Building upon these methodologies, this study presents a novel DL model that combines CNN with Swin transformer for reliable categorization of infection in DFUs from patient foot images. This represents the first-ever application of a hybrid model a combination of CNN with Swin transformer model for infection detection in DFUs. We evaluated the suggested model’s efficacy by contrasting it with many baseline models on a range of performance measures, including accuracy, recall, precision, F1-score, MCC, and AUC-ROC. The goal of this study was to create an automated deep learning system that would enable medical professionals to classify infections in DFU quickly and accurately. Utilizing its attention-based architecture, the Shifted Window (Swin) Transformer [26] excels in image classification tasks, offering state-of-the-art results. As a Vision Transformer (VIT) network grounded in self-attention, its application in hyperspectral image (HSI) classification is limited. To adapt it for HSI classification, the structure was modified. By integrating the single-stage Swin Transformer into the network architecture, specifically leveraging its attention module, the aim is to enhance DFU classification accuracy and robustness. The experiments demonstrate the effectiveness of Transformer-based architectures in DFU image classification, even with small datasets, without complex model designs.
The notable contributions of this research endeavor are outlined as follows.
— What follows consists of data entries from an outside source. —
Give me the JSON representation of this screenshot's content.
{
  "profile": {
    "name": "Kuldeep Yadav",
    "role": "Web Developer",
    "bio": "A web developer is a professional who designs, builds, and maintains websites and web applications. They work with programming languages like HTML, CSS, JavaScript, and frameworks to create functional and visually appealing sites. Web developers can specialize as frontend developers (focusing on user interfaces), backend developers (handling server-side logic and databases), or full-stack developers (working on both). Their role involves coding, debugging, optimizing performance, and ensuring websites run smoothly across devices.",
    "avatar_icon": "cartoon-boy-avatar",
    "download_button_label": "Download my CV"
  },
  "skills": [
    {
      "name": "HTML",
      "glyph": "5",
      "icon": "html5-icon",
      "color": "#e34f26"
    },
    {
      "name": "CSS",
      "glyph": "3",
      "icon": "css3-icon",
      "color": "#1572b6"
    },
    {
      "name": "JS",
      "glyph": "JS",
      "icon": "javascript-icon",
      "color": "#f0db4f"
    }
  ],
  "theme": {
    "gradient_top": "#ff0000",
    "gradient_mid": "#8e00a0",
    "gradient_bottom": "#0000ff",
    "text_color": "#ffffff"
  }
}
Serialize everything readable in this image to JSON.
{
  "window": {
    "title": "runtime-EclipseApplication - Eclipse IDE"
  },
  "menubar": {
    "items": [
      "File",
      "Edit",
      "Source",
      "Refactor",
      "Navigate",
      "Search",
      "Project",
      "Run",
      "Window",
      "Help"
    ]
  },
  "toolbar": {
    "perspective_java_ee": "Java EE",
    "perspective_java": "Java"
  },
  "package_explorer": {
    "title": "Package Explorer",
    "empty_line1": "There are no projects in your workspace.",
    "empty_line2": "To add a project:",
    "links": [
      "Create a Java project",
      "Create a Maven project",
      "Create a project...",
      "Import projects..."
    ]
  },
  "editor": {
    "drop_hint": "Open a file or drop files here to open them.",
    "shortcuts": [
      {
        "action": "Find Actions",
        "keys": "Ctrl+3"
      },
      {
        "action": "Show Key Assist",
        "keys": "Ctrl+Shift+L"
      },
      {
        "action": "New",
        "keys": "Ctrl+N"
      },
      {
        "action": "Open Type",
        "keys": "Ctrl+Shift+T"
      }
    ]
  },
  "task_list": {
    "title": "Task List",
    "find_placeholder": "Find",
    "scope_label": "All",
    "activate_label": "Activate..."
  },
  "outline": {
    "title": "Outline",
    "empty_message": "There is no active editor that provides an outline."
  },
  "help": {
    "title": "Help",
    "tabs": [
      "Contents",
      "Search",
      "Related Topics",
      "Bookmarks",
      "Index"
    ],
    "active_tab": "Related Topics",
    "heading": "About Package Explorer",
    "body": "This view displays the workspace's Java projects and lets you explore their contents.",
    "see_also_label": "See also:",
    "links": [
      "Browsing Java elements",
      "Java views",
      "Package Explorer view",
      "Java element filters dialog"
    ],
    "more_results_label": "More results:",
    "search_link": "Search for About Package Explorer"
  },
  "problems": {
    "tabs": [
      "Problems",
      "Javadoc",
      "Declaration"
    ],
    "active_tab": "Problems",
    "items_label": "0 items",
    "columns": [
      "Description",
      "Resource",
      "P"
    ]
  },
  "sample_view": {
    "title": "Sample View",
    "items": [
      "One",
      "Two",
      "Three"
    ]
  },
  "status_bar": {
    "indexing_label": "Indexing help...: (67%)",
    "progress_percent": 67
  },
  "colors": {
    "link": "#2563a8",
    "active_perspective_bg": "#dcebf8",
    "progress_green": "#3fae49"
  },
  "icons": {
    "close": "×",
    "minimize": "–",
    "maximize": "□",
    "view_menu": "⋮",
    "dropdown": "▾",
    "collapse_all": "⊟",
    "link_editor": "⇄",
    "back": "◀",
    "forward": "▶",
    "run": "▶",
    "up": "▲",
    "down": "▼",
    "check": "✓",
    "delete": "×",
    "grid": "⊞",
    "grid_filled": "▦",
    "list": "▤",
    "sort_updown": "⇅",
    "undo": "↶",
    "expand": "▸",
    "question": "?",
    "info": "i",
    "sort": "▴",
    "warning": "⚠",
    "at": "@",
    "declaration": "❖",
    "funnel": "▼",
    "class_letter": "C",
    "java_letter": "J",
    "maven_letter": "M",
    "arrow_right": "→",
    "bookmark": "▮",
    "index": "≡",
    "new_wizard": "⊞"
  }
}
The block6a_expand_activation mid-layer of the Efficient Net-B0 model is integrated by the Swin DFU network into the Swin Transformer Blocks, removing the requirement for manual intervention and specialized knowledge. Swin DFU-Net autonomously acquires relevant features, showcasing superior accuracy compared to existing methods while maintaining operational efficiency. The hybrid model streamlines workflow by combining feature extraction and classification into a cohesive process, ensuring high performance in classifying infection-positive and infection-negative images with minimal misclassification. On a sizable DFU dataset, Swin DFU applies a delineation-free feature acquisition technique, exhibiting mastery by extracting pertinent features straight from the full image without the need for operator intervention or further segmentation procedures.
This research study follows the following structure: Section 2 delves deeply into the Swin DFU framework and covers data preprocessing and model building techniques. In Section 3, the experimental results are presented together with a comprehensive explanation and a complete description of the dataset and metrics employed. Section 4 provides a summary of the study’s limits and comments, and Section 5 concludes this research work.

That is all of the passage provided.